In a key breakthrough, the team led by Dr. Ohl developed a technique that could differentiate between contaminants and nanobubbles. Using that technique, the team proved optically that nanobubbles are indeed real gaseous objects.
This work was published in Physical Review Letters and highlighted in Physical Review Focus and Physics Today.
C. U. Chan, L. Chen, M. Arora, C. D. Ohl. 2015. Collapse of surface nanobubbles. Physical Review Letters. vol. 114.
Discovery of the Left-handed DNA G-quadruplex (Phan Anh Tuan)
DNA is universally known for its double helix structure. Less well known is the fact that DNA can be in the alternative form of a four-stranded structure known as G-quadruplex (or G4).
G-quadruplex is highly polymorphic, which is to say, it can exist in many different forms. However, only right-handed helical forms had been observed so far.
The G-quadruplex structure has been implicated in cellular processes and is particularly promising for application in the fields of therapeutics and nanotechnology.
Using nuclear magnetic resonance and X-ray crystallography, Dr.
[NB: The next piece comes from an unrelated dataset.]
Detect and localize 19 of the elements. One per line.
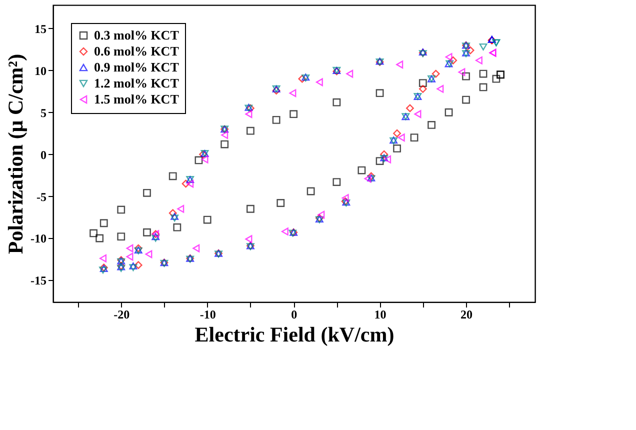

Phan and his colleagues became the first to observe a left-handed DNA G4 that contains structural features that can be exploited as unique recognition elements.
Their work was published in the journal Proceedings of the National Academy of Sciences of the United States of America in February 2015.
Chung W.J., Heddi B., Schmitt E., Lim K.W., Mechulam Y., Phan A.T. 2015. Structure of a left-handed DNA G-quadruplex. Proc. Natl. Acad. Sci. U.S.A. 112, 2729-2733.